Comment by Richard allen Subscribed to comments via email
2009-01-14 12:22:17

In the retail end of this whole debacle, the reality in the auto industry is that American cunsumers are purchacing Japenese automobiles more than ever before! The perception is that there is a substantial difference in quality, and resale cannot be matched by detriot’s product. I see this day in and day out – the only exception being the full size truck – Suv market. Ive been the Used Car Manager(Ford) for the largest dealer group in wisconsin for 4 years and have been in the buiz for 13years. In that time I’ve sold new: Toyota, Honda, Nisssan, VW, Chevrolet, Buick, Pontiac, GMC and Mazda vehicles.
I can say confidently that ford motor company’s product has achieved excellence on par with any of the foriegn products. So then, why are sales so tough to come by these days? The simple but factually accurate answer is perception. However, perception isin’t necessarily reality, but reality(slumping sales)is truely perception’s child. I think that detroit would do well to rid itself of socialistic tendencies, especially given that the competition more closely adhers to free market ideals and pays almost half for labor. At the turn of the century – industrial revolution times, when 12 year olds were chained to dangerous textile machinery, labor union’s had at least one worthwile purpose, but today they serve they’re own needs, lineing the pockets of few, and influencing many. Most people are unaware that the father of Communism karl Marks visited our nation for a time, and his critique was that once the people realize that they can vote themselves the money the system will bankrupt itself. Detroit is a victim of these time tested, failed ideologies.
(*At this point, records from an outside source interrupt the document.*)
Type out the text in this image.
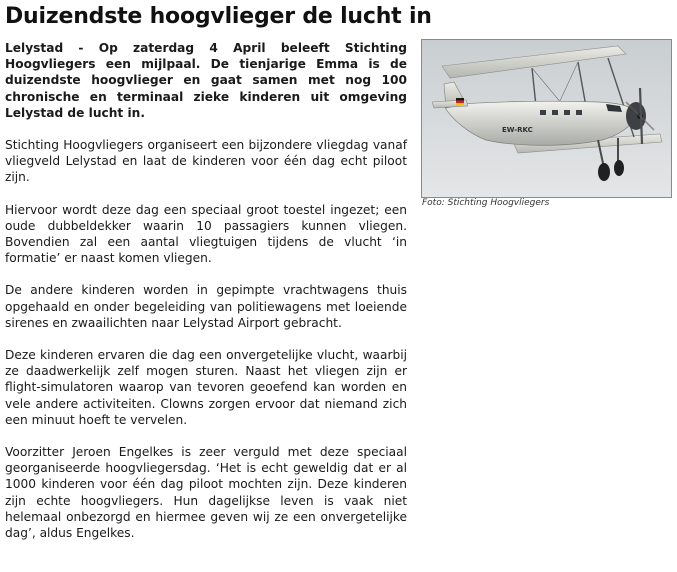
Duizendste hoogvlieger de lucht in

Lelystad - Op zaterdag 4 April beleeft Stichting Hoogvliegers een mijlpaal. De tienjarige Emma is de duizendste hoogvlieger en gaat samen met nog 100 chronische en terminaal zieke kinderen uit omgeving Lelystad de lucht in.

Stichting Hoogvliegers organiseert een bijzondere vliegdag vanaf vliegveld Lelystad en laat de kinderen voor één dag echt piloot zijn.

Hiervoor wordt deze dag een speciaal groot toestel ingezet; een oude dubbeldekker waarin 10 passagiers kunnen vliegen. Bovendien zal een aantal vliegtuigen tijdens de vlucht ‘in formatie’ er naast komen vliegen.

De andere kinderen worden in gepimpte vrachtwagens thuis opgehaald en onder begeleiding van politiewagens met loeiende sirenes en zwaailichten naar Lelystad Airport gebracht.

Deze kinderen ervaren die dag een onvergetelijke vlucht, waarbij ze daadwerkelijk zelf mogen sturen. Naast het vliegen zijn er flight-simulatoren waarop van tevoren geoefend kan worden en vele andere activiteiten. Clowns zorgen ervoor dat niemand zich een minuut hoeft te vervelen.

Voorzitter Jeroen Engelkes is zeer verguld met deze speciaal georganiseerde hoogvliegersdag. ‘Het is echt geweldig dat er al 1000 kinderen voor één dag piloot mochten zijn. Deze kinderen zijn echte hoogvliegers. Hun dagelijkse leven is vaak niet helemaal onbezorgd en hiermee geven wij ze een onvergetelijke dag’, aldus Engelkes.

EW-RKC
Foto: Stichting Hoogvliegers
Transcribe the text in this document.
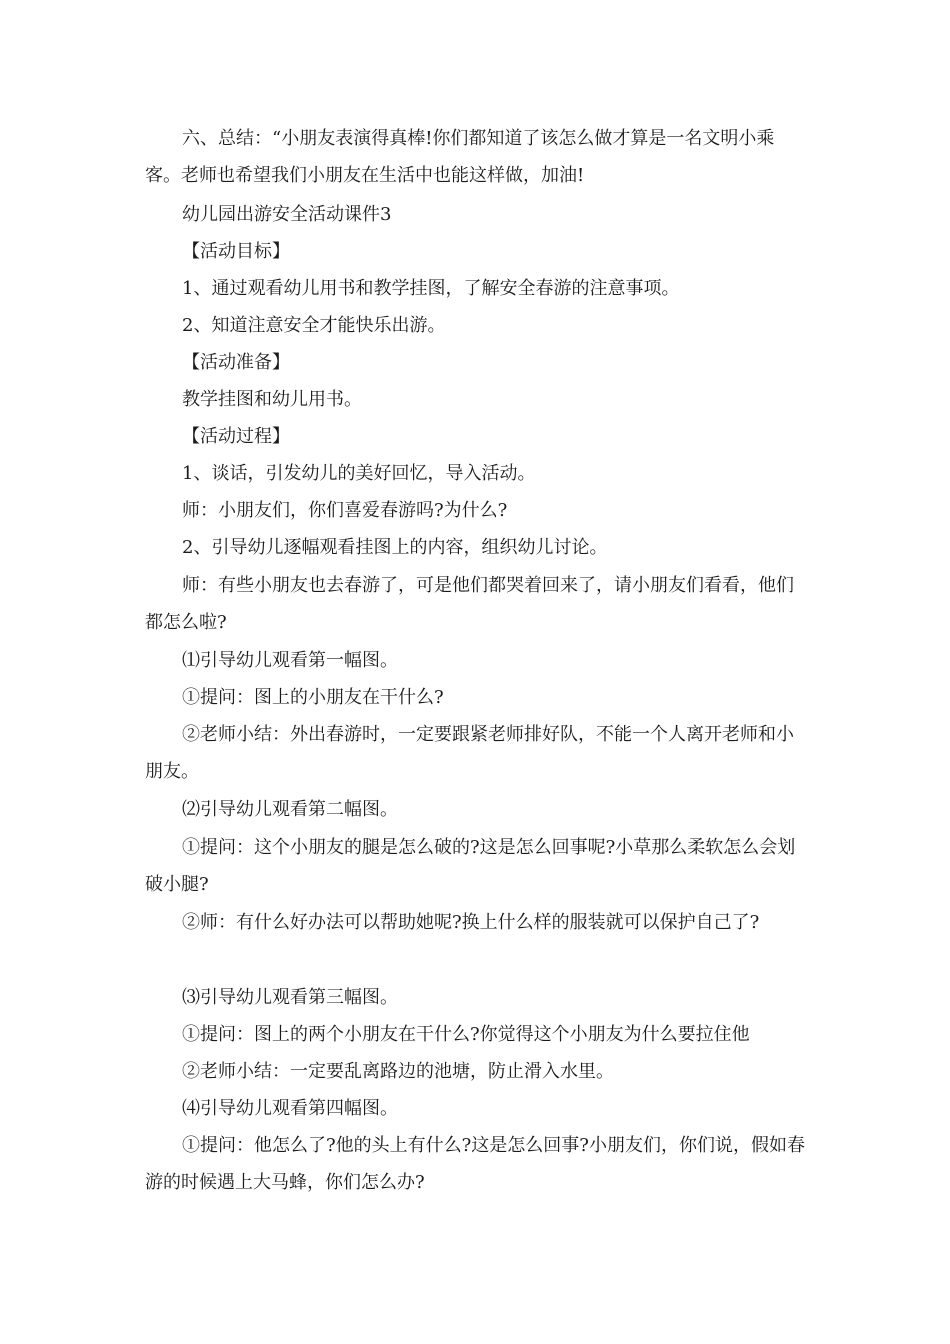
六、总结：“小朋友表演得真棒!你们都知道了该怎么做才算是一名文明小乘客。老师也希望我们小朋友在生活中也能这样做，加油!

幼儿园出游安全活动课件3

【活动目标】

1、通过观看幼儿用书和教学挂图，了解安全春游的注意事项。

2、知道注意安全才能快乐出游。

【活动准备】

教学挂图和幼儿用书。

【活动过程】

1、谈话，引发幼儿的美好回忆，导入活动。

师：小朋友们，你们喜爱春游吗?为什么?

2、引导幼儿逐幅观看挂图上的内容，组织幼儿讨论。

师：有些小朋友也去春游了，可是他们都哭着回来了，请小朋友们看看，他们都怎么啦?

⑴引导幼儿观看第一幅图。

①提问：图上的小朋友在干什么?

②老师小结：外出春游时，一定要跟紧老师排好队，不能一个人离开老师和小朋友。

⑵引导幼儿观看第二幅图。

①提问：这个小朋友的腿是怎么破的?这是怎么回事呢?小草那么柔软怎么会划破小腿?

②师：有什么好办法可以帮助她呢?换上什么样的服装就可以保护自己了?

⑶引导幼儿观看第三幅图。

①提问：图上的两个小朋友在干什么?你觉得这个小朋友为什么要拉住他

②老师小结：一定要乱离路边的池塘，防止滑入水里。

⑷引导幼儿观看第四幅图。

①提问：他怎么了?他的头上有什么?这是怎么回事?小朋友们，你们说，假如春游的时候遇上大马蜂，你们怎么办?
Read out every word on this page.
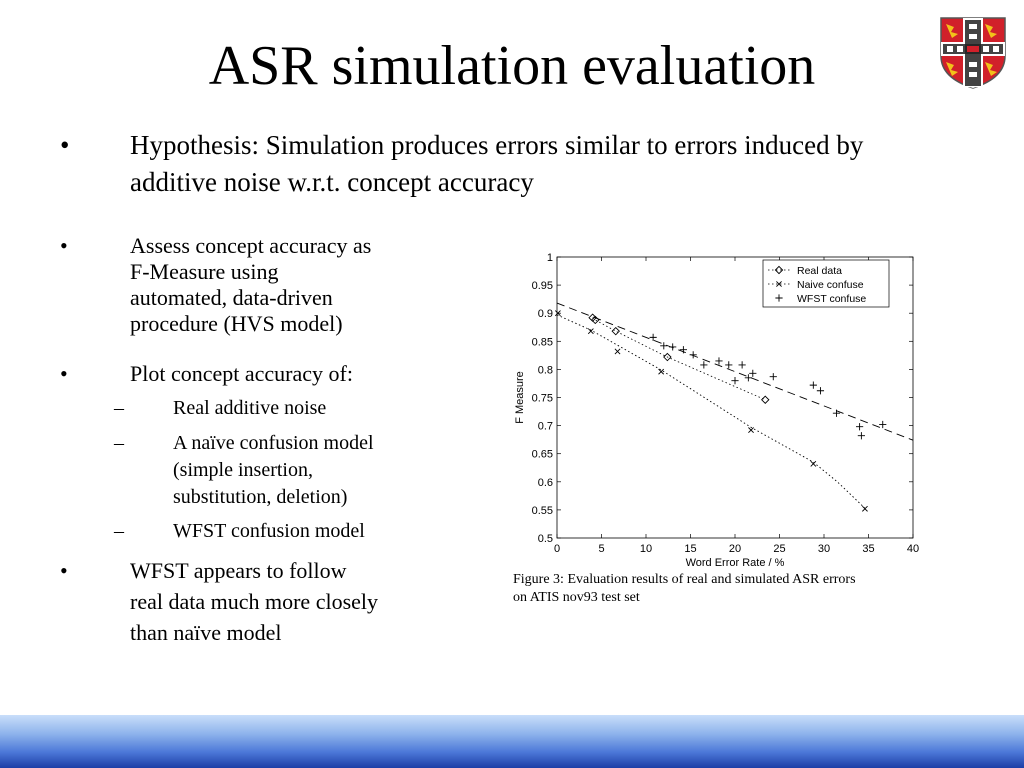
ASR simulation evaluation
• Hypothesis: Simulation produces errors similar to errors induced by additive noise w.r.t. concept accuracy
•	Assess concept accuracy as
F-Measure using
automated, data-driven
procedure (HVS model)
•	Plot concept accuracy of:
– Real additive noise
– A naïve confusion model
(simple insertion,
substitution, deletion)
– WFST confusion model
•	WFST appears to follow
real data much more closely
than naïve model
0	5	10	15	20	25	30	35	40
0.5
0.55
0.6
0.65
0.7
0.75
0.8
0.85
0.9
0.95
1
Word Error Rate / %
F Measure
Real data
Naive confuse
WFST confuse
Figure 3: Evaluation results of real and simulated ASR errors
on ATIS nov93 test set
Comment by bluffguy Subscribed to comments via email
2009-01-20 09:23:36

Well said, you seem to be one of the few who understands the situation. If Ford can find a way to overcome the perception with reality, they can own the market with a combination of their more recent new products ( Fusion, new Focus, Taurus ) and their market dominating products such as F Series, Econoline, and even Explorer which still leads the pack even if it is a much smaller pack. They must overcome the perceptions to regain the market share that their products deserve.